Irina Ratushinskaya
A Russian poet, novelist, and dissident, Irina Ratushinskaya was born in Odessa and studied physics, rather than the humanities, at Odessa I. I. Mechnikov National University, in part because she feared the humanities were compromised by communist ideology. Rejecting overtures from the KGB, she taught physics and math at a primary school before being fired for criticizing the school’s anti-Semitic policies. In 1980, Ratushinskaya and her husband, Igor Gerashchenko, began to protest the Soviet Union’s human rights violations in earnest, and Ratushinskaya’s poetry began appearing in samizdat journals.
In 1982, she was arrested on charges of “anti-Soviet agitation and propaganda” and sentenced to seven years of forced labor. She served three years in brutally harsh conditions, including long periods in the “small zone,” a prison within the prison reserved for political prisoners. Ratushinskaya wrote poems on bars of soap so she could quickly wash them away if caught. She also memorized the lines to write down on cigarette papers later. Many of her poems were smuggled out of prison this way. Enormous international outrage and Mikhail Gorbachev’s glasnost policy led to Ratushinskaya’s release in 1986.

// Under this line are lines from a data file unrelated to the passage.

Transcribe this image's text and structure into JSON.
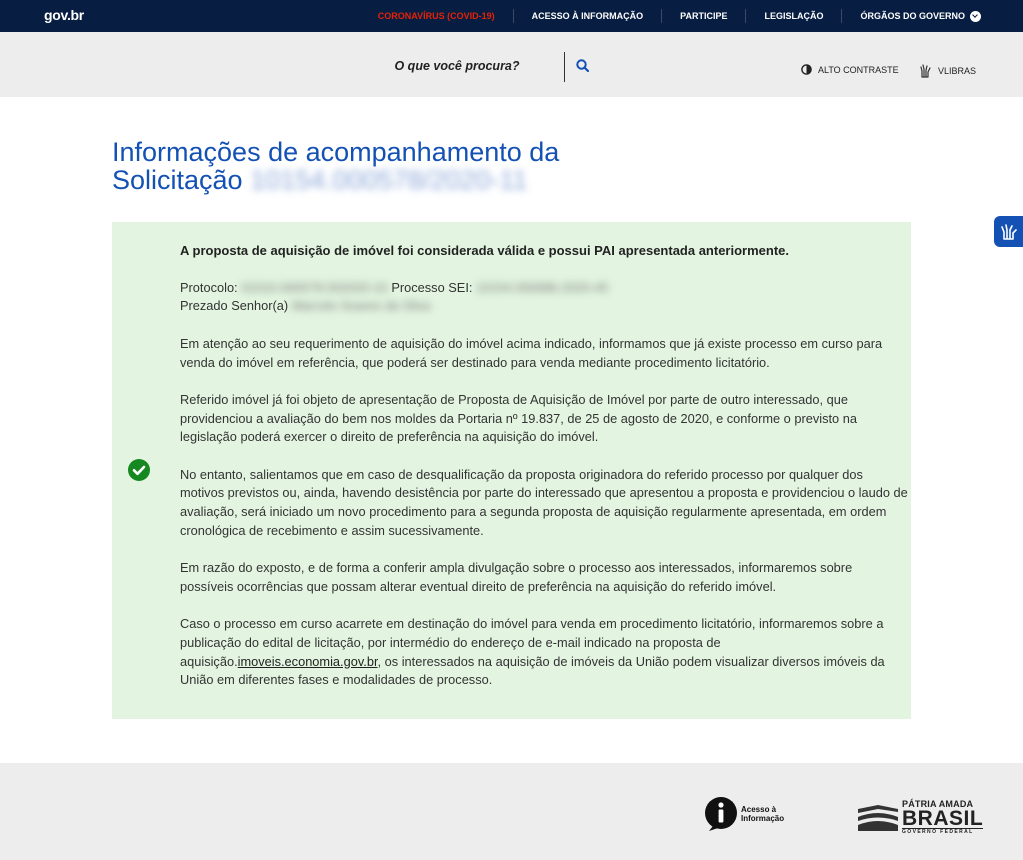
{
  "header": {
    "logo": "gov.br",
    "nav": [
      "CORONAVÍRUS (COVID-19)",
      "ACESSO À INFORMAÇÃO",
      "PARTICIPE",
      "LEGISLAÇÃO",
      "ÓRGÃOS DO GOVERNO"
    ],
    "nav_colors": {
      "highlight": "#e52207",
      "bar": "#071d41"
    }
  },
  "search": {
    "placeholder": "O que você procura?",
    "icon": "search-icon"
  },
  "tools": {
    "contrast_label": "ALTO CONTRASTE",
    "vlibras_label": "VLIBRAS"
  },
  "page": {
    "title_line1": "Informações de acompanhamento da",
    "title_line2": "Solicitação",
    "title_redacted": "10154.000578/2020-11",
    "accent_color": "#1351b4"
  },
  "notice": {
    "status_icon": "check-circle-icon",
    "status_color": "#168821",
    "background": "#e3f5e1",
    "headline": "A proposta de aquisição de imóvel foi considerada válida e possui PAI apresentada anteriormente.",
    "protocol_label": "Protocolo:",
    "protocol_value": "01010.000578.002020-10",
    "sei_label": "Processo SEI:",
    "sei_value": "10154.000686.2020-45",
    "greeting_label": "Prezado Senhor(a)",
    "greeting_name": "Marcelo Soares da Silva",
    "p1": "Em atenção ao seu requerimento de aquisição do imóvel acima indicado, informamos que já existe processo em curso para venda do imóvel em referência, que poderá ser destinado para venda mediante procedimento licitatório.",
    "p2": "Referido imóvel já foi objeto de apresentação de Proposta de Aquisição de Imóvel por parte de outro interessado, que providenciou a avaliação do bem nos moldes da Portaria nº 19.837, de 25 de agosto de 2020, e conforme o previsto na legislação poderá exercer o direito de preferência na aquisição do imóvel.",
    "p3": "No entanto, salientamos que em caso de desqualificação da proposta originadora do referido processo por qualquer dos motivos previstos ou, ainda, havendo desistência por parte do interessado que apresentou a proposta e providenciou o laudo de avaliação, será iniciado um novo procedimento para a segunda proposta de aquisição regularmente apresentada, em ordem cronológica de recebimento e assim sucessivamente.",
    "p4": "Em razão do exposto, e de forma a conferir ampla divulgação sobre o processo aos interessados, informaremos sobre possíveis ocorrências que possam alterar eventual direito de preferência na aquisição do referido imóvel.",
    "p5_start": "Caso o processo em curso acarrete em destinação do imóvel para venda em procedimento licitatório, informaremos sobre a publicação do edital de licitação, por intermédio do endereço de e-mail indicado na proposta de aquisição.",
    "p5_link": "imoveis.economia.gov.br",
    "p5_end": ", os interessados na aquisição de imóveis da União podem visualizar diversos imóveis da União em diferentes fases e modalidades de processo."
  },
  "footer": {
    "acesso": "Acesso à Informação",
    "patria_l1": "PÁTRIA AMADA",
    "patria_l2": "BRASIL",
    "patria_l3": "GOVERNO FEDERAL"
  }
}
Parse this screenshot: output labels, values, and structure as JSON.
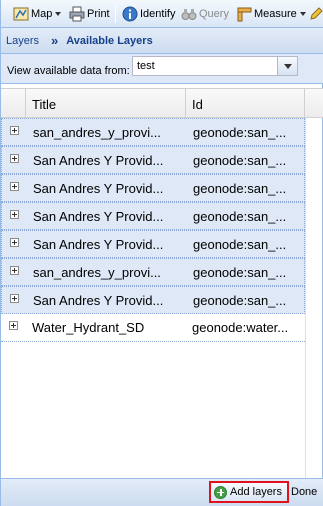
{
  "toolbar": {
    "map_label": "Map",
    "print_label": "Print",
    "identify_label": "Identify",
    "query_label": "Query",
    "measure_label": "Measure"
  },
  "breadcrumb": {
    "parent": "Layers",
    "current": "Available Layers"
  },
  "source": {
    "label": "View available data from:",
    "value": "test"
  },
  "grid": {
    "columns": {
      "title": "Title",
      "id": "Id"
    },
    "rows": [
      {
        "title": "san_andres_y_provi...",
        "id": "geonode:san_...",
        "selected": true
      },
      {
        "title": "San Andres Y Provid...",
        "id": "geonode:san_...",
        "selected": true
      },
      {
        "title": "San Andres Y Provid...",
        "id": "geonode:san_...",
        "selected": true
      },
      {
        "title": "San Andres Y Provid...",
        "id": "geonode:san_...",
        "selected": true
      },
      {
        "title": "San Andres Y Provid...",
        "id": "geonode:san_...",
        "selected": true
      },
      {
        "title": "san_andres_y_provi...",
        "id": "geonode:san_...",
        "selected": true
      },
      {
        "title": "San Andres Y Provid...",
        "id": "geonode:san_...",
        "selected": true
      },
      {
        "title": "Water_Hydrant_SD",
        "id": "geonode:water...",
        "selected": false
      }
    ]
  },
  "footer": {
    "add_label": "Add layers",
    "done_label": "Done"
  },
  "colors": {
    "accent_border": "#99bbe8",
    "highlight": "#e0121b",
    "header_text": "#15428b"
  }
}
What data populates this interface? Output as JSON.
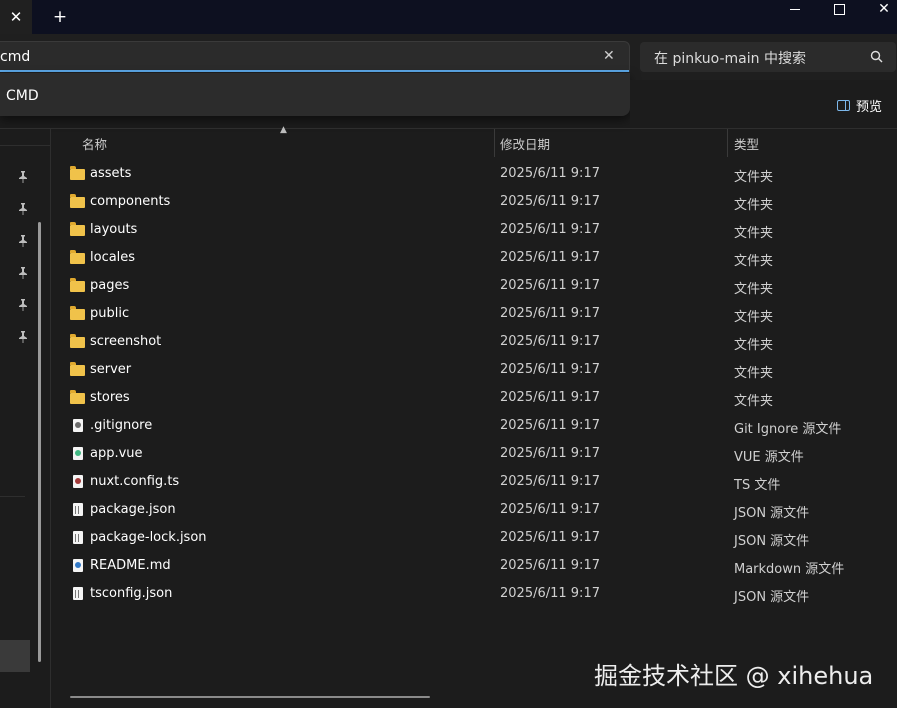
{
  "titlebar": {
    "new_tab_label": "+"
  },
  "address": {
    "value": "cmd",
    "suggestion": "CMD"
  },
  "search": {
    "placeholder": "在 pinkuo-main 中搜索"
  },
  "toolbar": {
    "preview_label": "预览"
  },
  "columns": {
    "name": "名称",
    "date": "修改日期",
    "type": "类型"
  },
  "files": [
    {
      "name": "assets",
      "date": "2025/6/11 9:17",
      "type": "文件夹",
      "icon": "folder-icon"
    },
    {
      "name": "components",
      "date": "2025/6/11 9:17",
      "type": "文件夹",
      "icon": "folder-icon"
    },
    {
      "name": "layouts",
      "date": "2025/6/11 9:17",
      "type": "文件夹",
      "icon": "folder-icon"
    },
    {
      "name": "locales",
      "date": "2025/6/11 9:17",
      "type": "文件夹",
      "icon": "folder-icon"
    },
    {
      "name": "pages",
      "date": "2025/6/11 9:17",
      "type": "文件夹",
      "icon": "folder-icon"
    },
    {
      "name": "public",
      "date": "2025/6/11 9:17",
      "type": "文件夹",
      "icon": "folder-icon"
    },
    {
      "name": "screenshot",
      "date": "2025/6/11 9:17",
      "type": "文件夹",
      "icon": "folder-icon"
    },
    {
      "name": "server",
      "date": "2025/6/11 9:17",
      "type": "文件夹",
      "icon": "folder-icon"
    },
    {
      "name": "stores",
      "date": "2025/6/11 9:17",
      "type": "文件夹",
      "icon": "folder-icon"
    },
    {
      "name": ".gitignore",
      "date": "2025/6/11 9:17",
      "type": "Git Ignore 源文件",
      "icon": "gitignore-file-icon"
    },
    {
      "name": "app.vue",
      "date": "2025/6/11 9:17",
      "type": "VUE 源文件",
      "icon": "vue-file-icon"
    },
    {
      "name": "nuxt.config.ts",
      "date": "2025/6/11 9:17",
      "type": "TS 文件",
      "icon": "ts-file-icon"
    },
    {
      "name": "package.json",
      "date": "2025/6/11 9:17",
      "type": "JSON 源文件",
      "icon": "json-file-icon"
    },
    {
      "name": "package-lock.json",
      "date": "2025/6/11 9:17",
      "type": "JSON 源文件",
      "icon": "json-file-icon"
    },
    {
      "name": "README.md",
      "date": "2025/6/11 9:17",
      "type": "Markdown 源文件",
      "icon": "markdown-file-icon"
    },
    {
      "name": "tsconfig.json",
      "date": "2025/6/11 9:17",
      "type": "JSON 源文件",
      "icon": "json-file-icon"
    }
  ],
  "watermark": "掘金技术社区 @ xihehua",
  "colors": {
    "accent": "#5da9e9",
    "folder": "#f0c24a",
    "background": "#1c1c1c"
  }
}
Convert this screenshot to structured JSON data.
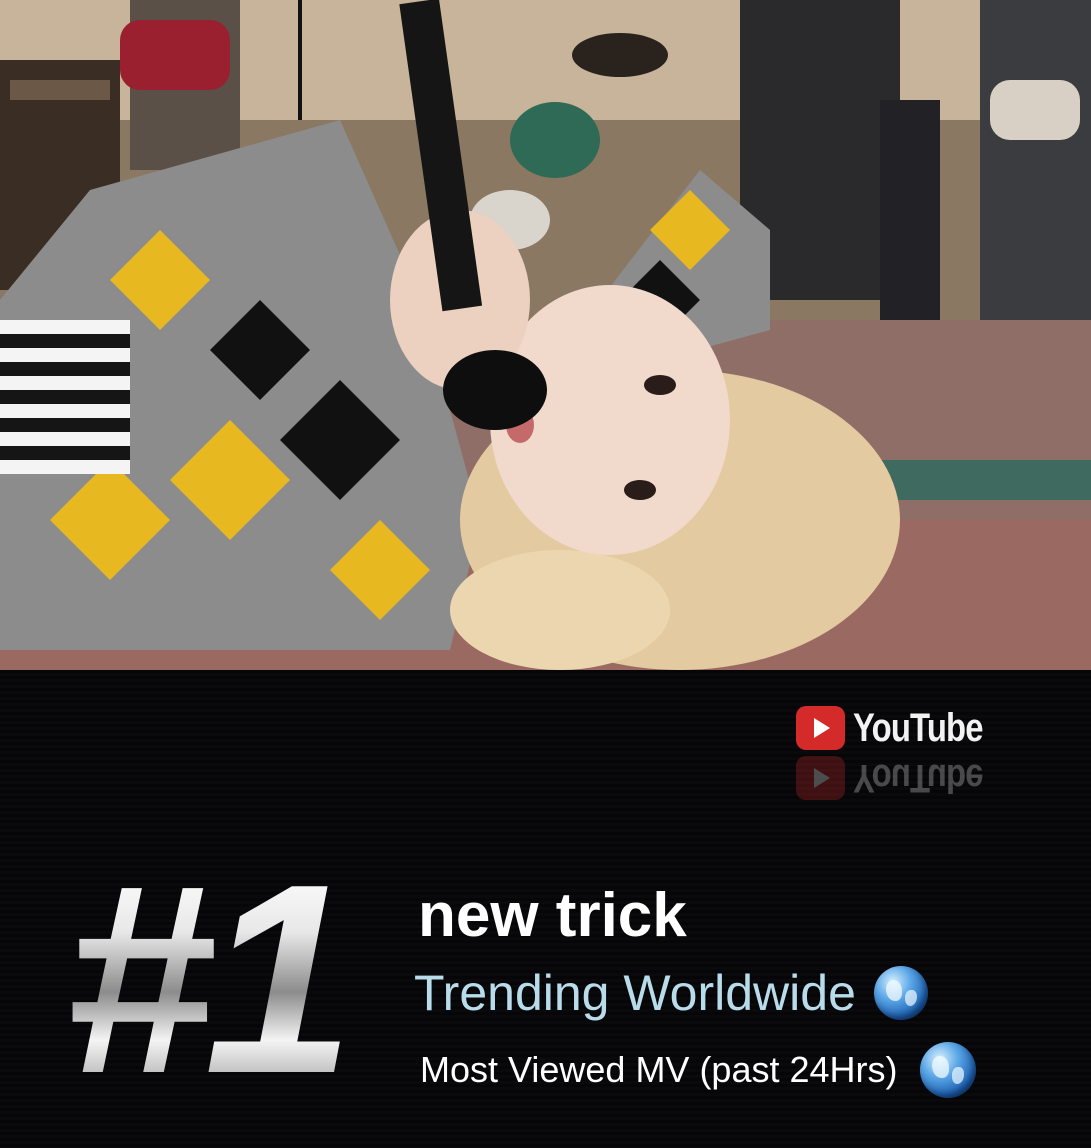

Her collections of poetry published in English include Beyond the Limit (translated by Frances Padorr Brent and Carol J. Avins, 1987) and Pencil Letter (1989). Her autobiographical account of her time in prison, Grey Is the Color of Hope (1988), was an international bestseller. She also published the memoir In the Beginning (1991) and the novel Fictions and Lies (translated by Alyona Kojevnikova, 1999). In 1988, Sally Beamish composed the cycle No, I’m Not Afraid, based on Ratushinskaya’s poems, for chamber orchestra.
Ratushinskaya served as poet-in-residence at Northwestern University from 1987–1989. She continued to write poems and television scripts after returning to Moscow in 1998 with her husband and twin sons.